“I found her info,” Syx said as he pulled a laptop from his bag. “Ashley Voss is twenty-five. Same age as Sage. Grew up in foster care until the age of twelve when a half-brother found her and raised her until she dropped off the grid.”
“That must have been when she worked on the streets with Sage,” Boston murmured.
“Why do you say that?” Law frowned.
“It’s just a guess. I don’t know if she was a street rat like Sage and I were.” Boston tossed Micah a quick glance. “Like a lot of us were.”

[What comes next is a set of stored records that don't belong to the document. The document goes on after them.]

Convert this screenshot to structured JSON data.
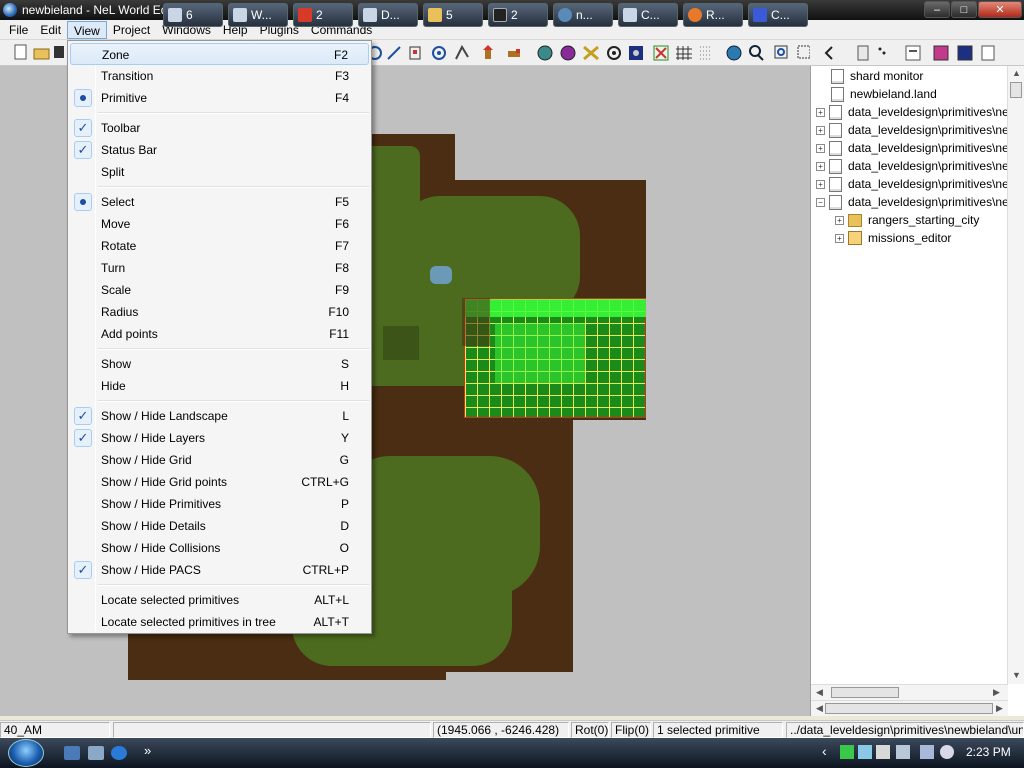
{
  "window": {
    "title": "newbieland - NeL World Editor",
    "minimize_glyph": "–",
    "maximize_glyph": "□",
    "close_glyph": "✕"
  },
  "menubar": {
    "items": [
      {
        "label": "File"
      },
      {
        "label": "Edit"
      },
      {
        "label": "View"
      },
      {
        "label": "Project"
      },
      {
        "label": "Windows"
      },
      {
        "label": "Help"
      },
      {
        "label": "Plugins"
      },
      {
        "label": "Commands"
      }
    ],
    "active": "View"
  },
  "view_menu": {
    "items": [
      {
        "label": "Zone",
        "shortcut": "F2",
        "mark": "",
        "highlighted": true
      },
      {
        "label": "Transition",
        "shortcut": "F3",
        "mark": ""
      },
      {
        "label": "Primitive",
        "shortcut": "F4",
        "mark": "radio"
      },
      {
        "label": "Toolbar",
        "shortcut": "",
        "mark": "check"
      },
      {
        "label": "Status Bar",
        "shortcut": "",
        "mark": "check"
      },
      {
        "label": "Split",
        "shortcut": "",
        "mark": ""
      },
      {
        "label": "Select",
        "shortcut": "F5",
        "mark": "radio"
      },
      {
        "label": "Move",
        "shortcut": "F6",
        "mark": ""
      },
      {
        "label": "Rotate",
        "shortcut": "F7",
        "mark": ""
      },
      {
        "label": "Turn",
        "shortcut": "F8",
        "mark": ""
      },
      {
        "label": "Scale",
        "shortcut": "F9",
        "mark": ""
      },
      {
        "label": "Radius",
        "shortcut": "F10",
        "mark": ""
      },
      {
        "label": "Add points",
        "shortcut": "F11",
        "mark": ""
      },
      {
        "label": "Show",
        "shortcut": "S",
        "mark": ""
      },
      {
        "label": "Hide",
        "shortcut": "H",
        "mark": ""
      },
      {
        "label": "Show / Hide Landscape",
        "shortcut": "L",
        "mark": "check"
      },
      {
        "label": "Show / Hide Layers",
        "shortcut": "Y",
        "mark": "check"
      },
      {
        "label": "Show / Hide Grid",
        "shortcut": "G",
        "mark": ""
      },
      {
        "label": "Show / Hide Grid points",
        "shortcut": "CTRL+G",
        "mark": ""
      },
      {
        "label": "Show / Hide Primitives",
        "shortcut": "P",
        "mark": ""
      },
      {
        "label": "Show / Hide Details",
        "shortcut": "D",
        "mark": ""
      },
      {
        "label": "Show / Hide Collisions",
        "shortcut": "O",
        "mark": ""
      },
      {
        "label": "Show / Hide PACS",
        "shortcut": "CTRL+P",
        "mark": "check"
      },
      {
        "label": "Locate selected primitives",
        "shortcut": "ALT+L",
        "mark": ""
      },
      {
        "label": "Locate selected primitives in tree",
        "shortcut": "ALT+T",
        "mark": ""
      }
    ],
    "check_glyph": "✓"
  },
  "tree": {
    "items": [
      {
        "label": "shard monitor",
        "icon": "document-icon",
        "expander": ""
      },
      {
        "label": "newbieland.land",
        "icon": "document-icon",
        "expander": ""
      },
      {
        "label": "data_leveldesign\\primitives\\newbieland",
        "icon": "document-icon",
        "expander": "+"
      },
      {
        "label": "data_leveldesign\\primitives\\newbieland",
        "icon": "document-icon",
        "expander": "+"
      },
      {
        "label": "data_leveldesign\\primitives\\newbieland",
        "icon": "document-icon",
        "expander": "+"
      },
      {
        "label": "data_leveldesign\\primitives\\newbieland",
        "icon": "document-icon",
        "expander": "+"
      },
      {
        "label": "data_leveldesign\\primitives\\newbieland",
        "icon": "document-icon",
        "expander": "+"
      },
      {
        "label": "data_leveldesign\\primitives\\newbieland",
        "icon": "document-icon",
        "expander": "−"
      },
      {
        "label": "rangers_starting_city",
        "icon": "folder-icon",
        "expander": "+"
      },
      {
        "label": "missions_editor",
        "icon": "mission-icon",
        "expander": "+"
      }
    ]
  },
  "statusbar": {
    "zone": "40_AM",
    "empty": "",
    "coords": "(1945.066 , -6246.428)",
    "rot": "Rot(0)",
    "flip": "Flip(0)",
    "selection": "1 selected primitive",
    "path": "../data_leveldesign\\primitives\\newbieland\\units"
  },
  "taskbar": {
    "quick_launch_more": "»",
    "buttons": [
      {
        "label": "6",
        "icon": "network-icon"
      },
      {
        "label": "W...",
        "icon": "window-icon"
      },
      {
        "label": "2",
        "icon": "messenger-icon"
      },
      {
        "label": "D...",
        "icon": "document-icon"
      },
      {
        "label": "5",
        "icon": "folder-icon"
      },
      {
        "label": "2",
        "icon": "console-icon"
      },
      {
        "label": "n...",
        "icon": "nel-icon"
      },
      {
        "label": "C...",
        "icon": "calculator-icon"
      },
      {
        "label": "R...",
        "icon": "firefox-icon"
      },
      {
        "label": "C...",
        "icon": "app-icon"
      }
    ],
    "tray_arrow": "‹",
    "clock": "2:23 PM",
    "colors": {
      "accent": "#1d4fa0",
      "selection_grid": "#e8e85a",
      "zone_border": "#d03020"
    }
  }
}
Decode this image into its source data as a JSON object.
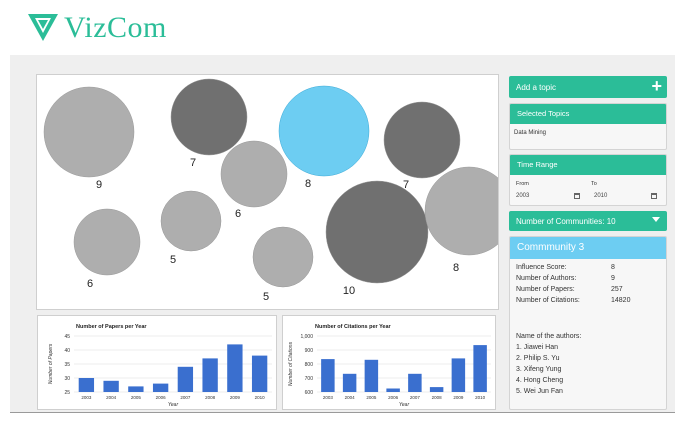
{
  "app": {
    "logo_text": "VizCom",
    "brand_color": "#2bbd98",
    "accent_color": "#6dcdf2"
  },
  "bubbles": [
    {
      "label": "9",
      "color": "#aeaeae",
      "highlighted": false
    },
    {
      "label": "7",
      "color": "#707070",
      "highlighted": false
    },
    {
      "label": "6",
      "color": "#aeaeae",
      "highlighted": false
    },
    {
      "label": "8",
      "color": "#6dcdf2",
      "highlighted": true
    },
    {
      "label": "7",
      "color": "#707070",
      "highlighted": false
    },
    {
      "label": "6",
      "color": "#aeaeae",
      "highlighted": false
    },
    {
      "label": "5",
      "color": "#aeaeae",
      "highlighted": false
    },
    {
      "label": "5",
      "color": "#aeaeae",
      "highlighted": false
    },
    {
      "label": "10",
      "color": "#707070",
      "highlighted": false
    },
    {
      "label": "8",
      "color": "#aeaeae",
      "highlighted": false
    }
  ],
  "chart_data": [
    {
      "type": "bar",
      "title": "Number of Papers per Year",
      "xlabel": "Year",
      "ylabel": "Number of Papers",
      "categories": [
        "2003",
        "2004",
        "2005",
        "2006",
        "2007",
        "2008",
        "2009",
        "2010"
      ],
      "values": [
        30,
        29,
        27,
        28,
        34,
        37,
        42,
        38
      ],
      "ylim": [
        25,
        45
      ],
      "yticks": [
        "25",
        "30",
        "35",
        "40",
        "45"
      ],
      "grid": true,
      "bar_color": "#3a6fcf"
    },
    {
      "type": "bar",
      "title": "Number of Citations per Year",
      "xlabel": "Year",
      "ylabel": "Number of Citations",
      "categories": [
        "2003",
        "2004",
        "2005",
        "2006",
        "2007",
        "2008",
        "2009",
        "2010"
      ],
      "values": [
        835,
        730,
        830,
        625,
        730,
        635,
        840,
        935
      ],
      "ylim": [
        600,
        1000
      ],
      "yticks": [
        "600",
        "700",
        "800",
        "900",
        "1,000"
      ],
      "grid": true,
      "bar_color": "#3a6fcf"
    }
  ],
  "sidebar": {
    "add_topic_label": "Add a topic",
    "add_topic_icon": "plus-icon",
    "selected_topics_title": "Selected Topics",
    "selected_topic": "Data Mining",
    "time_range_title": "Time Range",
    "from_label": "From",
    "from_value": "2003",
    "to_label": "To",
    "to_value": "2010",
    "communities_label": "Number of Communities: 10",
    "community": {
      "title": "Commmunity 3",
      "stats": [
        {
          "key": "Influence Score:",
          "value": "8"
        },
        {
          "key": "Number of Authors:",
          "value": "9"
        },
        {
          "key": "Number of Papers:",
          "value": "257"
        },
        {
          "key": "Number of Citations:",
          "value": "14820"
        }
      ],
      "authors_title": "Name of the authors:",
      "authors": [
        "1. Jiawei Han",
        "2. Philip S. Yu",
        "3. Xifeng Yung",
        "4. Hong Cheng",
        "5. Wei Jun Fan"
      ]
    }
  }
}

“You’re not a street rat,” Rip said gruffly.
Boston held up a hand, stopping him. “Regardless of what we were, when you grow up in that environment, those are your friends. Those people become your family.”
“Sage considers her family.”
“It’s a safe bet.” Boston nodded.
“How does this Jade factor in?”
“He knew them,” Micah said.
“Why would you say that?” Law turned to Micah.
“This.” Micah held up a photo of four people. Jade. Ashley. Sage.
Law took the photo. A few years old. Before Genesis. A past he’d never shared.
“So, the location of Sage’s phone,” Micah said, interrupting his thoughts. “That’s here in Los Angeles.”
“What are we waiting for?” Syx said.
“We’re not,” Law growled and stalked toward the door.
The decision locked in—no hesitation, no second guess.
He was followed by the four assassins. They fell in at his flank like shadows of death.
He let them.
They may come in handy if Sage couldn’t handle what or whom he was after.
Because Law was fucking positive Sage went after Jade’s killer.
And Law would bet money that Sage was out for blood.
Los Ángeles…
“You wanted me here, motherfucker.” Sage’s voice stayed low as he approached the building. “Well, here I am.”
The sidewalk buckled underfoot, cracked concrete lifting in uneven slabs.
He didn’t slow.
Rook’s old place had been empty. Two hours to track Voss’s current address—longer than it should’ve taken, but not long enough to matter.
No one stayed hidden from him for long.
The place came up fast—two stories, paint worn down to something that might’ve been mauve once, now just dull and forgotten. One light burned over the hallway entry, flickering just enough to catch if you were looking for it. A car idled across the street, bass thumping low, more felt than heard.
The air carried that closed-in city smell—stale, layered with old heat and something sour underneath. Oil and trash clung to it, baked into the air and not going anywhere.